A twenty-minute ride from Checkpoint Charlie is the Berlin Wall Documentation Center, also the site of the city’s official Berlin Wall Memorial. The memorial is not much to look at – just a few concrete slabs standing beside a bare strip of gravel – but the drab apartment buildings in this part of town are a poignant reminder of just how grim East Berlin came to look under the GDR. There are thousands of documents and images archived here, the most arresting being film footage of border guards pursuing people as they make a dash for freedom towards a barbwire fence. The guards just fail to tackle the escapees, but miraculously keep their rifles shouldered even as their quarry is struggling through the fence wire, a sitting target barely twenty metres away. It is heartening to discover that, contrary to Hollywood images of the cold and inhuman East German soldier, many chose to abandon their posts rather than fire on their compatriots.

After taking in a little of the history, it was time to have a look at the Wall itself – or at what’s left of it. Several small sections have been left standing, but the only one really worth visiting is known as the East Side Gallery. It is here you will find the murals that depict cars crashing through and people legging it over the Wall, while close by is the most photogenic of the guard towers left standing – a twenty-foot high concrete box keeping its lonely vigil in what is now a leafy public park.
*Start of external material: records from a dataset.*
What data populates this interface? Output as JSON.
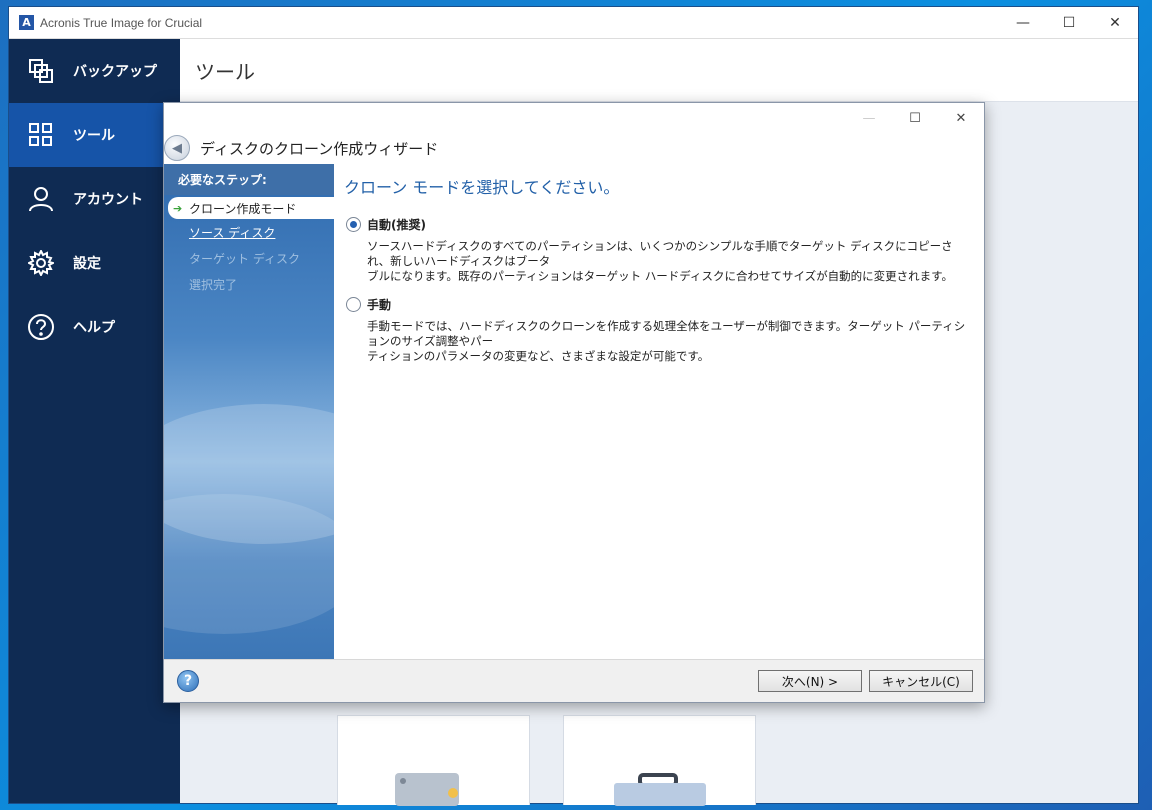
{
  "app": {
    "title": "Acronis True Image for Crucial",
    "logo_letter": "A",
    "controls": [
      "—",
      "☐",
      "✕"
    ]
  },
  "sidebar": {
    "items": [
      {
        "label": "バックアップ",
        "icon": "copy-icon"
      },
      {
        "label": "ツール",
        "icon": "grid-icon",
        "active": true
      },
      {
        "label": "アカウント",
        "icon": "user-icon"
      },
      {
        "label": "設定",
        "icon": "gear-icon"
      },
      {
        "label": "ヘルプ",
        "icon": "question-icon"
      }
    ]
  },
  "main": {
    "title": "ツール"
  },
  "wizard": {
    "title": "ディスクのクローン作成ウィザード",
    "controls": [
      "—",
      "☐",
      "✕"
    ],
    "steps_heading": "必要なステップ:",
    "steps": [
      {
        "label": "クローン作成モード",
        "state": "current"
      },
      {
        "label": "ソース ディスク",
        "state": "link"
      },
      {
        "label": "ターゲット ディスク",
        "state": "disabled"
      },
      {
        "label": "選択完了",
        "state": "disabled"
      }
    ],
    "prompt": "クローン モードを選択してください。",
    "options": [
      {
        "label": "自動(推奨)",
        "checked": true,
        "description_lines": [
          "ソースハードディスクのすべてのパーティションは、いくつかのシンプルな手順でターゲット ディスクにコピーされ、新しいハードディスクはブータ",
          "ブルになります。既存のパーティションはターゲット ハードディスクに合わせてサイズが自動的に変更されます。"
        ]
      },
      {
        "label": "手動",
        "checked": false,
        "description_lines": [
          "手動モードでは、ハードディスクのクローンを作成する処理全体をユーザーが制御できます。ターゲット パーティションのサイズ調整やパー",
          "ティションのパラメータの変更など、さまざまな設定が可能です。"
        ]
      }
    ],
    "help_label": "?",
    "next_label": "次へ(N) >",
    "cancel_label": "キャンセル(C)"
  },
  "colors": {
    "sidebar_bg": "#0f2b53",
    "sidebar_active": "#1654a8",
    "accent": "#2260a8",
    "desktop": "#0b8fe0"
  }
}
Other memorials dotted about the city commemorate some of the notorious incidents associated with the Wall and its route through the city centre has been permanently marked out by a double row of cobblestones. These physical symbols will undoubtedly remain, yet oddly enough, the Wall’s legacy is not so much that it once divided the old Berlin, but rather that an entirely new Berlin has evolved so quickly in the wake of its fall. Re-unification of citizens and neighbours, once separated by political ideology and material aspirations, has been achieved with remarkably little fuss.

When I put it to local student, Uli Schmitz, that Berliners seem very tolerant of one another, she shook her head. “Tolerance is putting up with someone else’s views or lifestyle even though you don’t agree with them. In Berlin, people have had to make room for such different ideologies and expectations that the easiest solution was to stop caring what anyone else’s politics are, where they were educated and how much money they make. This is the only city in Europe where you could meet six people at a party and not one of them will ask what you do for a living”. Among Uli’s peers, some of them from other parts of Germany and all well travelled, there was unanimous agreement that Berlin ranks among the most open and inclusive cities in Europe.

Today, what little remains of the Berlin Wall continues to crumble, worn by the elements or chiselled away in chunks by souvenir hunters. City authorities do not seem particularly interested in preserving what’s left, yet Berlin does not strike you as a city trying to escape or deny its turbulent history. Rather, its citizens have quietly left the past behind, in favour of what looks to be a very promising future.

A BRIEF HISTORY OF THE BERLIN WALL: July 1961: The Federal Minister for All-German Affairs reveals numbers of citizens fleeing the GDR via West Berlin – 18,000 in May and 20,000 in June. 13 August, 1961: Soldiers of the East Berlin army begin to erect a barbwire barricade along the 100-mile border dividing East Berlin and the GDR from West Berlin; the fence is gradually replaced by bricks and mortar, the final version being a solid concrete edifice 12 feet high. 24 August, 1961: the Wall claims its first victim, Günter Litfin. 5 February, 1989: the Wall claims its last victim, Chris Gueffroy. 30 June, 1990: All border controls in Berlin are removed. Police records state that 5,075 people fled East Germany via the Berlin Wall between 1961 and 1989; 241 died in the attempt.